When developing a perimeter protection strategy for an organisation, one of the most common questions is "Where should I place firewalls for maximum effectiveness?" In this tip, we'll take a look at the three basic options and analyse the scenarios best suited for each case.
Before we get started, please note that this tip deals with firewall placement only. Anyone building a perimeter protection strategy should plan to implement a defence-in-depth approach that utilises multiple security devices including firewalls, border routers with packet filtering and intrusion-detection systems.
Option 1: Bastion host
The first and most basic option is the use of a bastion host. In this scenario (shown in figure 1 below), the firewall is placed between the Internet and the protected network.

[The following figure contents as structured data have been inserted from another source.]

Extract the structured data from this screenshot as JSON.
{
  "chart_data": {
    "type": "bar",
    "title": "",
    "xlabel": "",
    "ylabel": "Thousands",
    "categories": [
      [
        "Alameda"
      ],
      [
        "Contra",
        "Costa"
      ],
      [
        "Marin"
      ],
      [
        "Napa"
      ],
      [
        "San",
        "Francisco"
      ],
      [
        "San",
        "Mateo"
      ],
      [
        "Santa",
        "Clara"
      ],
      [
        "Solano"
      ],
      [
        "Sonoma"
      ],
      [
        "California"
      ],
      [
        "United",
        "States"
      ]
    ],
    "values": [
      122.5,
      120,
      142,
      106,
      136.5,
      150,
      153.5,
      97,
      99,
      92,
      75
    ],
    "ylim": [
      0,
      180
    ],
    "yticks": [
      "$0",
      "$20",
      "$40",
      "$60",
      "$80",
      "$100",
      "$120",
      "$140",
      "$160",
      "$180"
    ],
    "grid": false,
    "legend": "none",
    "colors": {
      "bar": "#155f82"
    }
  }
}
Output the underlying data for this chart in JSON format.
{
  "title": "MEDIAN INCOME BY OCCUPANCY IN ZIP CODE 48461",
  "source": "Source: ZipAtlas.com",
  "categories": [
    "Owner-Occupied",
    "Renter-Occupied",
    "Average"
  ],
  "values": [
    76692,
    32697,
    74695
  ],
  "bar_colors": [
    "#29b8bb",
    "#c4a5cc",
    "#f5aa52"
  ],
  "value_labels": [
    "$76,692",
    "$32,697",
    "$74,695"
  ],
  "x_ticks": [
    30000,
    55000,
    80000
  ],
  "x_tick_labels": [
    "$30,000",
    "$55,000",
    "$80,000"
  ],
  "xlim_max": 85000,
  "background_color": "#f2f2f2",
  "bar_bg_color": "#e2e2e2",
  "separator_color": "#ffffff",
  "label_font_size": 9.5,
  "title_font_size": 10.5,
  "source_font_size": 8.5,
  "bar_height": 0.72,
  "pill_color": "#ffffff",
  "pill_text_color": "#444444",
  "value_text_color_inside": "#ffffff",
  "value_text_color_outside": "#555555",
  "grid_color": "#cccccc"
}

It filters all traffic entering or leaving the network.
Figure 1: Bastion host
The bastion host topology is well suited for relatively simple networks (e.g. those that don't offer any public Internet services.) The key factor to keep in mind is that it offers only a single boundary. Once someone manages to penetrate that boundary, they've gained unrestricted (at least from a perimeter protection perspective) access to the protected network. This may be acceptable if you're merely using the firewall to protect a corporate network that is used mainly for surfing the Internet, but is probably not sufficient if you host a Web site or e-mail server.
Option 2: Screened subnet
The second option, the use of a screened subnet, offers additional advantages over the bastion host approach. This architecture uses a single firewall with three network cards (commonly referred to as a triple homed firewall). An example of this topology is shown in figure 2 below.
Figure 2: Screened subnet
The screened subnet provides a solution that allows organisations to offer services securely to Internet users. Any servers that host public services are placed in the Demilitarised Zone (DMZ), which is separated from both the Internet and the trusted network by the firewall. Therefore, if a malicious user does manage to compromise the firewall, he or she does not have access to the Intranet (providing that the firewall is properly configured).
Option 3: Dual firewalls
The most secure (and most expensive) option is to implement a screened subnet using two firewalls. In this case, the DMZ is placed between the two firewalls, as shown in figure 3 below.
Figure 3: Dual firewalls
The use of two firewalls still allows the organisation to offer services to Internet users through the use of a DMZ, but provides an added layer of protection. It's very common for security architects to implement this scheme using firewall technology from two different vendors. This provides an added level of security in the event a malicious individual discovers a software-specific exploitable vulnerability.
Higher-end firewalls allow for some variations on these themes as well. While basic firewall models often have a three-interface limit, higher-end firewalls allow a large number of physical and virtual interfaces. For example, the Sidewinder G2 firewall from Secure Computing allows up to 20 physical interfaces. Additional virtual interfaces may be added through the use of VLAN tagging on the physical interfaces. What does this mean to you? With a greater number of interfaces, you can implement many different security zones on your network. For example, you might have the following interface configuration:
- Zone 1: Internet
- Zone 2: Restricted workstations
- Zone 3: General workstations
- Zone 4: Public DMZ
- Zone 5: Internal DMZ
- Zone 6: Core servers
This type of architecture allows you to take any of the three topologies described above and add a tremendous degree of flexibility.
That's a brief primer on firewall architectures. Now that you're familiar with the basic concepts, you should be able to help select an appropriate architecture for use in various situations.